Gilmar Mendes defende Gonet e critica atuação de Mendonça no Caso Master
O ministro Gilmar Mendes, do Supremo Tribunal Federal (STF), criticou a exposição pública do procurador-geral da República, Paulo Gonet, após o levantamento do sigilo de um relatório da Polícia Federal relacionado ao Caso Master.
Segundo Gilmar, as conversas extraídas do celular de Daniel Vorcaro, ex-controlador do Banco Master, não apresentam indícios de prática ilícita por parte de Gonet. Para o ministro, a divulgação do conteúdo provocou um dano à reputação do procurador-geral que não poderia ser completamente reparado por uma manifestação posterior em plenário.
Em publicação nas redes sociais, Gilmar afirmou que Gonet possui “reputação ilibada” e uma trajetória pública marcada pela lisura. O ministro também destacou que essa avaliação seria reconhecida tanto por apoiadores quanto por críticos do procurador-geral.
Críticas a André Mendonça
Gilmar direcionou parte das críticas ao ministro André Mendonça, relator do caso. Segundo ele, Mendonça teria exposto Gonet mesmo depois de reconhecer, durante a sessão de terça-feira (15/9), que não havia qualquer suspeita contra o procurador-geral da República.

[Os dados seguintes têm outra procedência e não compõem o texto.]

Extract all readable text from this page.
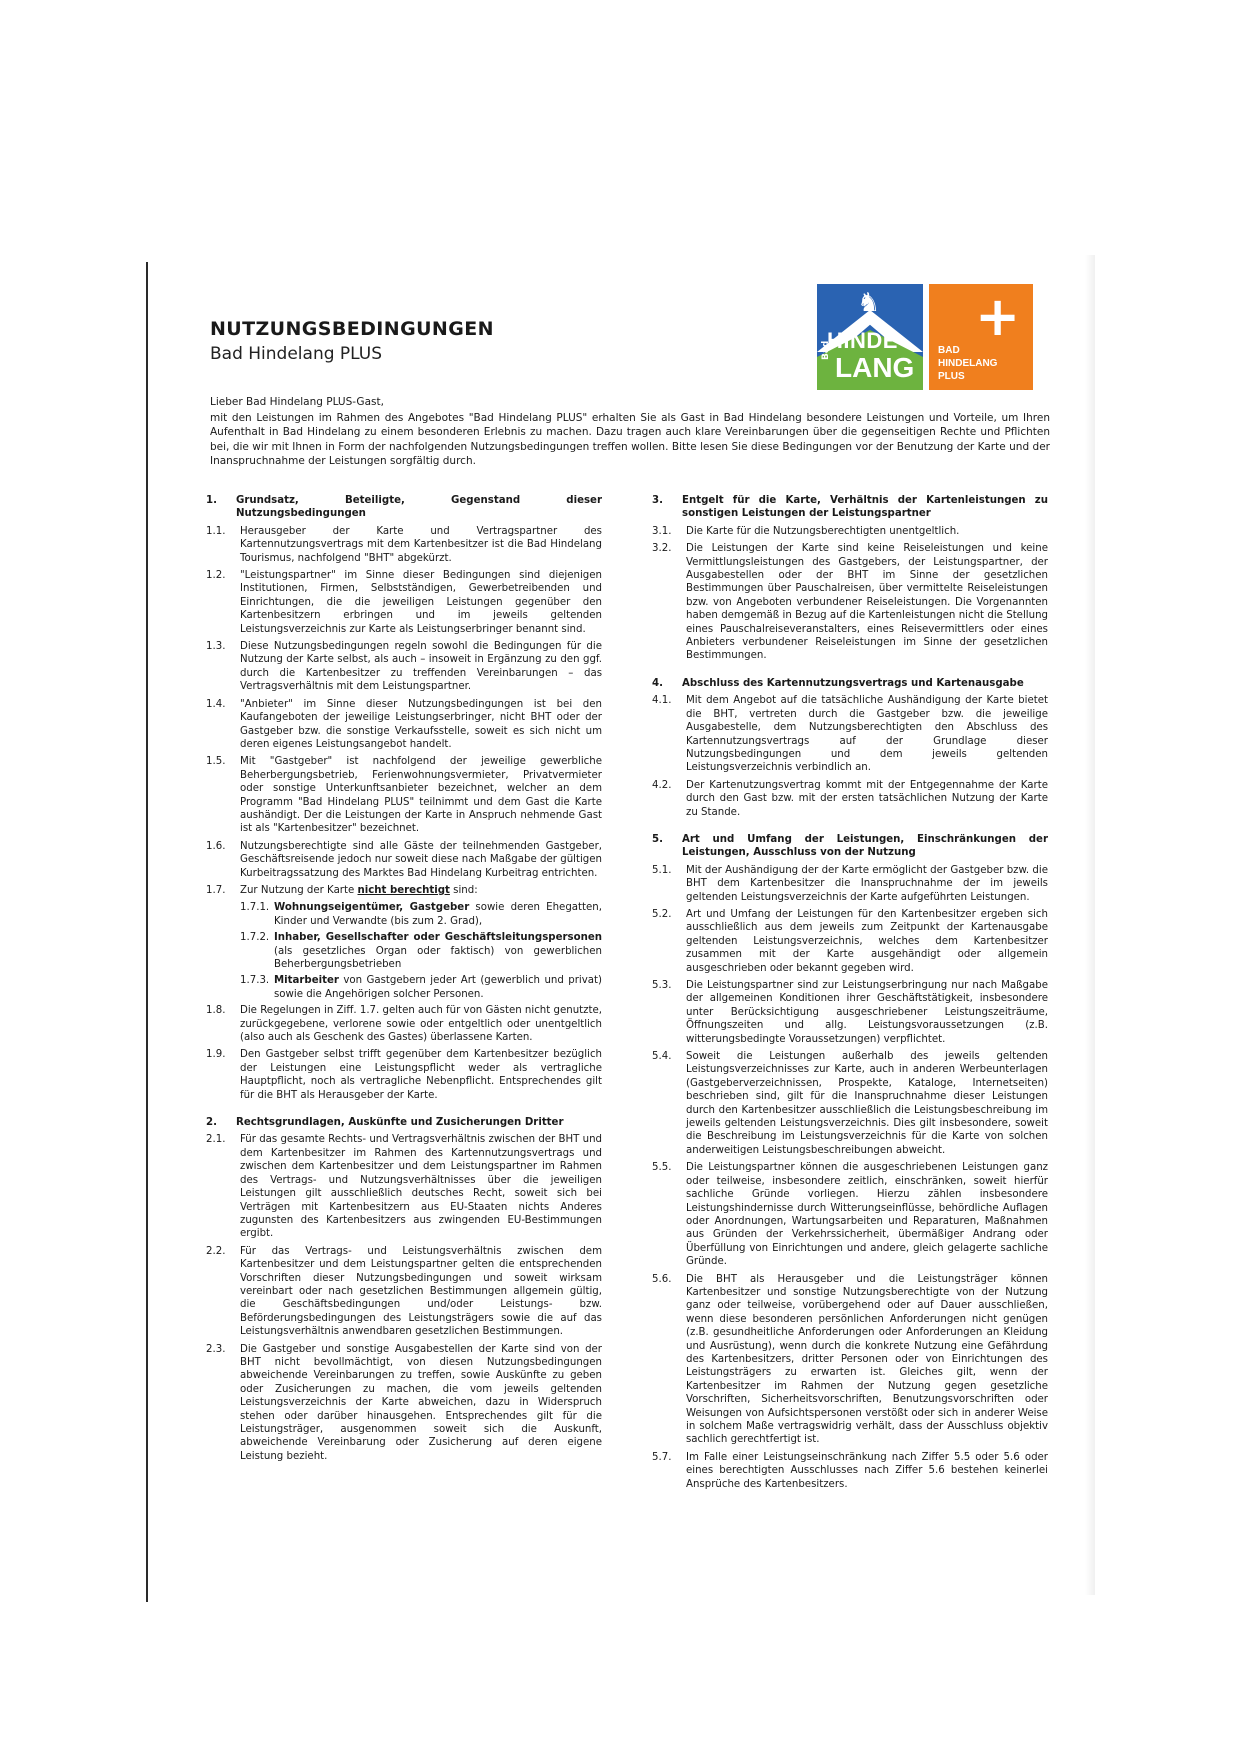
NUTZUNGSBEDINGUNGEN
Bad Hindelang PLUS
♞
HINDE
LANG
Bad
+
BAD
HINDELANG
PLUS
Lieber Bad Hindelang PLUS-Gast,
mit den Leistungen im Rahmen des Angebotes "Bad Hindelang PLUS" erhalten Sie als Gast in Bad Hindelang besondere Leistungen und Vorteile, um Ihren Aufenthalt in Bad Hindelang zu einem besonderen Erlebnis zu machen. Dazu tragen auch klare Vereinbarungen über die gegenseitigen Rechte und Pflichten bei, die wir mit Ihnen in Form der nachfolgenden Nutzungsbedingungen treffen wollen. Bitte lesen Sie diese Bedingungen vor der Benutzung der Karte und der Inanspruchnahme der Leistungen sorgfältig durch.
1.	Grundsatz, Beteiligte, Gegenstand dieser Nutzungsbedingungen
1.1.	Herausgeber der Karte und Vertragspartner des Kartennutzungsvertrags mit dem Kartenbesitzer ist die Bad Hindelang Tourismus, nachfolgend "BHT" abgekürzt.
1.2.	"Leistungspartner" im Sinne dieser Bedingungen sind diejenigen Institutionen, Firmen, Selbstständigen, Gewerbetreibenden und Einrichtungen, die die jeweiligen Leistungen gegenüber den Kartenbesitzern erbringen und im jeweils geltenden Leistungsverzeichnis zur Karte als Leistungserbringer benannt sind.
1.3.	Diese Nutzungsbedingungen regeln sowohl die Bedingungen für die Nutzung der Karte selbst, als auch – insoweit in Ergänzung zu den ggf. durch die Kartenbesitzer zu treffenden Vereinbarungen – das Vertragsverhältnis mit dem Leistungspartner.
1.4.	"Anbieter" im Sinne dieser Nutzungsbedingungen ist bei den Kaufangeboten der jeweilige Leistungserbringer, nicht BHT oder der Gastgeber bzw. die sonstige Verkaufsstelle, soweit es sich nicht um deren eigenes Leistungsangebot handelt.
1.5.	Mit "Gastgeber" ist nachfolgend der jeweilige gewerbliche Beherbergungsbetrieb, Ferienwohnungsvermieter, Privatvermieter oder sonstige Unterkunftsanbieter bezeichnet, welcher an dem Programm "Bad Hindelang PLUS" teilnimmt und dem Gast die Karte aushändigt. Der die Leistungen der Karte in Anspruch nehmende Gast ist als "Kartenbesitzer" bezeichnet.
1.6.	Nutzungsberechtigte sind alle Gäste der teilnehmenden Gastgeber, Geschäftsreisende jedoch nur soweit diese nach Maßgabe der gültigen Kurbeitragssatzung des Marktes Bad Hindelang Kurbeitrag entrichten.
1.7.	Zur Nutzung der Karte nicht berechtigt sind:
1.7.1. Wohnungseigentümer, Gastgeber sowie deren Ehegatten, Kinder und Verwandte (bis zum 2. Grad),
1.7.2. Inhaber, Gesellschafter oder Geschäftsleitungspersonen (als gesetzliches Organ oder faktisch) von gewerblichen Beherbergungsbetrieben
1.7.3. Mitarbeiter von Gastgebern jeder Art (gewerblich und privat) sowie die Angehörigen solcher Personen.
1.8.	Die Regelungen in Ziff. 1.7. gelten auch für von Gästen nicht genutzte, zurückgegebene, verlorene sowie oder entgeltlich oder unentgeltlich (also auch als Geschenk des Gastes) überlassene Karten.
1.9.	Den Gastgeber selbst trifft gegenüber dem Kartenbesitzer bezüglich der Leistungen eine Leistungspflicht weder als vertragliche Hauptpflicht, noch als vertragliche Nebenpflicht. Entsprechendes gilt für die BHT als Herausgeber der Karte.
2.	Rechtsgrundlagen, Auskünfte und Zusicherungen Dritter
2.1.	Für das gesamte Rechts- und Vertragsverhältnis zwischen der BHT und dem Kartenbesitzer im Rahmen des Kartennutzungsvertrags und zwischen dem Kartenbesitzer und dem Leistungspartner im Rahmen des Vertrags- und Nutzungsverhältnisses über die jeweiligen Leistungen gilt ausschließlich deutsches Recht, soweit sich bei Verträgen mit Kartenbesitzern aus EU-Staaten nichts Anderes zugunsten des Kartenbesitzers aus zwingenden EU-Bestimmungen ergibt.
2.2.	Für das Vertrags- und Leistungsverhältnis zwischen dem Kartenbesitzer und dem Leistungspartner gelten die entsprechenden Vorschriften dieser Nutzungsbedingungen und soweit wirksam vereinbart oder nach gesetzlichen Bestimmungen allgemein gültig, die Geschäftsbedingungen und/oder Leistungs- bzw. Beförderungsbedingungen des Leistungsträgers sowie die auf das Leistungsverhältnis anwendbaren gesetzlichen Bestimmungen.
2.3.	Die Gastgeber und sonstige Ausgabestellen der Karte sind von der BHT nicht bevollmächtigt, von diesen Nutzungsbedingungen abweichende Vereinbarungen zu treffen, sowie Auskünfte zu geben oder Zusicherungen zu machen, die vom jeweils geltenden Leistungsverzeichnis der Karte abweichen, dazu in Widerspruch stehen oder darüber hinausgehen. Entsprechendes gilt für die Leistungsträger, ausgenommen soweit sich die Auskunft, abweichende Vereinbarung oder Zusicherung auf deren eigene Leistung bezieht.
3.	Entgelt für die Karte, Verhältnis der Kartenleistungen zu sonstigen Leistungen der Leistungspartner
3.1.	Die Karte für die Nutzungsberechtigten unentgeltlich.
3.2.	Die Leistungen der Karte sind keine Reiseleistungen und keine Vermittlungsleistungen des Gastgebers, der Leistungspartner, der Ausgabestellen oder der BHT im Sinne der gesetzlichen Bestimmungen über Pauschalreisen, über vermittelte Reiseleistungen bzw. von Angeboten verbundener Reiseleistungen. Die Vorgenannten haben demgemäß in Bezug auf die Kartenleistungen nicht die Stellung eines Pauschalreiseveranstalters, eines Reisevermittlers oder eines Anbieters verbundener Reiseleistungen im Sinne der gesetzlichen Bestimmungen.
4.	Abschluss des Kartennutzungsvertrags und Kartenausgabe
4.1.	Mit dem Angebot auf die tatsächliche Aushändigung der Karte bietet die BHT, vertreten durch die Gastgeber bzw. die jeweilige Ausgabestelle, dem Nutzungsberechtigten den Abschluss des Kartennutzungsvertrags auf der Grundlage dieser Nutzungsbedingungen und dem jeweils geltenden Leistungsverzeichnis verbindlich an.
4.2.	Der Kartenutzungsvertrag kommt mit der Entgegennahme der Karte durch den Gast bzw. mit der ersten tatsächlichen Nutzung der Karte zu Stande.
5.	Art und Umfang der Leistungen, Einschränkungen der Leistungen, Ausschluss von der Nutzung
5.1.	Mit der Aushändigung der der Karte ermöglicht der Gastgeber bzw. die BHT dem Kartenbesitzer die Inanspruchnahme der im jeweils geltenden Leistungsverzeichnis der Karte aufgeführten Leistungen.
5.2.	Art und Umfang der Leistungen für den Kartenbesitzer ergeben sich ausschließlich aus dem jeweils zum Zeitpunkt der Kartenausgabe geltenden Leistungsverzeichnis, welches dem Kartenbesitzer zusammen mit der Karte ausgehändigt oder allgemein ausgeschrieben oder bekannt gegeben wird.
5.3.	Die Leistungspartner sind zur Leistungserbringung nur nach Maßgabe der allgemeinen Konditionen ihrer Geschäftstätigkeit, insbesondere unter Berücksichtigung ausgeschriebener Leistungszeiträume, Öffnungszeiten und allg. Leistungsvoraussetzungen (z.B. witterungsbedingte Voraussetzungen) verpflichtet.
5.4.	Soweit die Leistungen außerhalb des jeweils geltenden Leistungsverzeichnisses zur Karte, auch in anderen Werbeunterlagen (Gastgeberverzeichnissen, Prospekte, Kataloge, Internetseiten) beschrieben sind, gilt für die Inanspruchnahme dieser Leistungen durch den Kartenbesitzer ausschließlich die Leistungsbeschreibung im jeweils geltenden Leistungsverzeichnis. Dies gilt insbesondere, soweit die Beschreibung im Leistungsverzeichnis für die Karte von solchen anderweitigen Leistungsbeschreibungen abweicht.
5.5.	Die Leistungspartner können die ausgeschriebenen Leistungen ganz oder teilweise, insbesondere zeitlich, einschränken, soweit hierfür sachliche Gründe vorliegen. Hierzu zählen insbesondere Leistungshindernisse durch Witterungseinflüsse, behördliche Auflagen oder Anordnungen, Wartungsarbeiten und Reparaturen, Maßnahmen aus Gründen der Verkehrssicherheit, übermäßiger Andrang oder Überfüllung von Einrichtungen und andere, gleich gelagerte sachliche Gründe.
5.6.	Die BHT als Herausgeber und die Leistungsträger können Kartenbesitzer und sonstige Nutzungsberechtigte von der Nutzung ganz oder teilweise, vorübergehend oder auf Dauer ausschließen, wenn diese besonderen persönlichen Anforderungen nicht genügen (z.B. gesundheitliche Anforderungen oder Anforderungen an Kleidung und Ausrüstung), wenn durch die konkrete Nutzung eine Gefährdung des Kartenbesitzers, dritter Personen oder von Einrichtungen des Leistungsträgers zu erwarten ist. Gleiches gilt, wenn der Kartenbesitzer im Rahmen der Nutzung gegen gesetzliche Vorschriften, Sicherheitsvorschriften, Benutzungsvorschriften oder Weisungen von Aufsichtspersonen verstößt oder sich in anderer Weise in solchem Maße vertragswidrig verhält, dass der Ausschluss objektiv sachlich gerechtfertigt ist.
5.7.	Im Falle einer Leistungseinschränkung nach Ziffer 5.5 oder 5.6 oder eines berechtigten Ausschlusses nach Ziffer 5.6 bestehen keinerlei Ansprüche des Kartenbesitzers.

“Então por que expor?”, questionou Gilmar.
O decano do STF afirmou ainda que uma manifestação posterior em defesa da honra de uma pessoa não elimina os efeitos provocados por uma exposição anterior.
“Ninguém desfaz manchete com reparo tardio em plenário”, declarou.
Vídeo divulgado por Mendonça
Gilmar também criticou um vídeo publicado por André Mendonça nas redes sociais, no qual o ministro agradeceu o apoio popular recebido durante o episódio.
Na avaliação de Gilmar, a publicação poderia ser interpretada como uma tentativa de obter ganhos políticos a partir do caso. O ministro questionou o motivo de comemorar o apoio recebido por uma iniciativa que, segundo ele próprio destacou, não apresentava fundamento contra Gonet.
Em meio às críticas, Gilmar afirmou que a postura seria incompatível com a atuação esperada de um magistrado imparcial e usou expressões como “boneco de campanha” e “pixuleco eleitoral” para se referir a Mendonça.
Comparação com a Lava Jato
Durante a manifestação, Gilmar também fez uma comparação com procedimentos adotados durante a Operação Lava Jato. Segundo o ministro, os então integrantes da força-tarefa Deltan Dallagnol e Sergio Moro teriam utilizado vazamentos seletivos para produzir repercussão pública antes do julgamento de determinados casos.
Na avaliação de Gilmar, esse tipo de estratégia pode contribuir para a formação de um julgamento antecipado pela opinião pública, além de dificultar o exercício do direito de defesa e afetar a presunção de inocência.
O ministro também questionou o momento em que informações sigilosas foram divulgadas. Para ele, a divulgação de conteúdos dessa natureza em períodos próximos a eventos políticos pode gerar forte repercussão pública e atingir a imagem dos envolvidos.
Ao final, Gilmar defendeu que as instituições públicas respeitem o devido processo legal desde o início de qualquer investigação.
“A instituição séria respeita o devido processo desde o primeiro ato”, afirmou.
O ministro também prestou solidariedade a Paulo Gonet e declarou que o Brasil e as instituições seriam “devedores da coragem, da seriedade e da correção” do procurador-geral da República.
Mendonça afirma que não acusou Gonet
Durante a sessão extraordinária de terça-feira (15/9), André Mendonça afirmou que a menção a Paulo Gonet no âmbito do Caso Master ocorreu por cautela e que não houve acusação contra o procurador-geral.
Gonet confirmou posteriormente que Mendonça havia reconhecido não existir suspeita contra ele.
Mesmo assim, a discussão elevou a tensão no plenário do STF e provocou um novo embate público entre Gilmar Mendes e André Mendonça.